Very interesting too to see the sneering against organized religion. Unfortunately, so many despite their protestations have no fixed idea of what it is they stand for (other than protest) so we get into so much moral equivalency, but to admit the positions they hold are untenable would mean a radical shake-up of their value system which can be summed up precisely as “refusal to act” ala the French nihilists that they so revere. Ultimately, the whole group is just lazy and shiftless and thinks the world owes them something.
It reminds me of the lazy shits that used to come down to Latin America to “help” the workers (whether coffee pickers in Central America or labor unions in Brazil, etc.) as if some sophomore from some state school in California with one or two courses in “Latin America” who can barely speak a smattering of Spanish or Portuguese is somehow entitled to “help” is beyond ludicrous. Talk about a smug sense of superior entitlement.

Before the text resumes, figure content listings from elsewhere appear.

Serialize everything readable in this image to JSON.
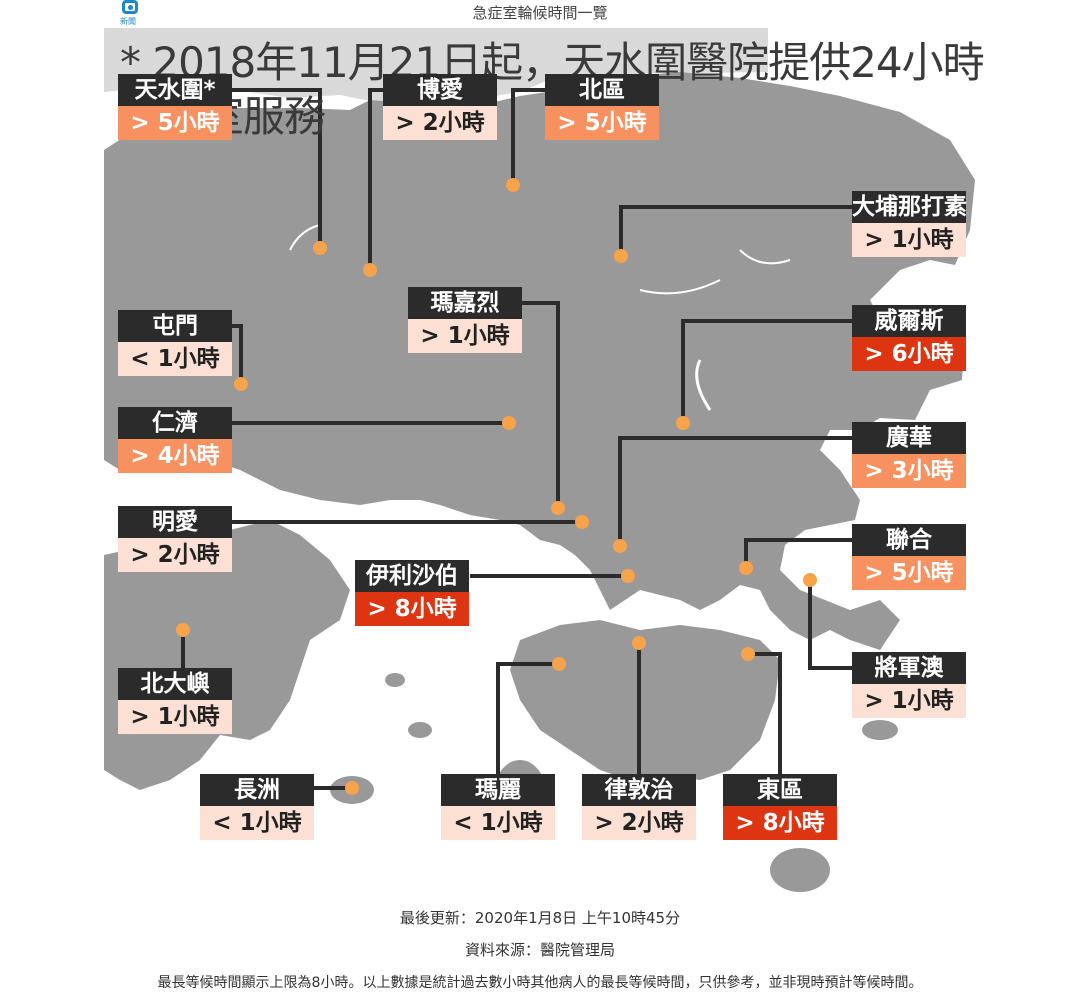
{
  "page_title": "急症室輪候時間一覽",
  "logo_text": "新聞",
  "note": "* 2018年11月21日起，天水圍醫院提供24小時急症室服務",
  "colors": {
    "land": "#999999",
    "sea": "#ffffff",
    "shenzhen": "#d9d9d9",
    "label_bg": "#2b2b2b",
    "wait_short": "#fbe0d3",
    "wait_medium": "#f79160",
    "wait_long": "#dd3512",
    "marker": "#f6a34c"
  },
  "hospitals": [
    {
      "name": "天水圍*",
      "wait": "> 5小時"
    },
    {
      "name": "博愛",
      "wait": "> 2小時"
    },
    {
      "name": "北區",
      "wait": "> 5小時"
    },
    {
      "name": "大埔那打素",
      "wait": "> 1小時"
    },
    {
      "name": "瑪嘉烈",
      "wait": "> 1小時"
    },
    {
      "name": "屯門",
      "wait": "< 1小時"
    },
    {
      "name": "威爾斯",
      "wait": "> 6小時"
    },
    {
      "name": "仁濟",
      "wait": "> 4小時"
    },
    {
      "name": "廣華",
      "wait": "> 3小時"
    },
    {
      "name": "明愛",
      "wait": "> 2小時"
    },
    {
      "name": "伊利沙伯",
      "wait": "> 8小時"
    },
    {
      "name": "聯合",
      "wait": "> 5小時"
    },
    {
      "name": "北大嶼",
      "wait": "> 1小時"
    },
    {
      "name": "將軍澳",
      "wait": "> 1小時"
    },
    {
      "name": "長洲",
      "wait": "< 1小時"
    },
    {
      "name": "瑪麗",
      "wait": "< 1小時"
    },
    {
      "name": "律敦治",
      "wait": "> 2小時"
    },
    {
      "name": "東區",
      "wait": "> 8小時"
    }
  ],
  "footer": {
    "updated": "最後更新：2020年1月8日 上午10時45分",
    "source": "資料來源：醫院管理局",
    "disclaimer": "最長等候時間顯示上限為8小時。以上數據是統計過去數小時其他病人的最長等候時間，只供參考，並非現時預計等候時間。"
  }
}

That said, they were more than happy to “talk, talk, talk” in cafes rather than work work work like the peasants who had to support families, etc. Like this ridiculous Che Guevera who is also so admired. He was a lazy, upper middle class, spoiled brat who went to Bolivia to sleep with the women and get drunk. Think of Jack Kerouac and the early members of the Beat Generation and you get the picture. Narcissistim carried to the nth degree. Hardly an inspiration to the peasants to revolt. Posturing posing little ponce that he was. Meanwhile, while discussing the “important things in life,” the irony of their ultracompetitive jostling over who had more stamps in their passports was lost on them. These stamps were very important in proving their superiority over the middle classes back home, who not having been to Nicaragua for two weeks like they had did not “understand” the situation.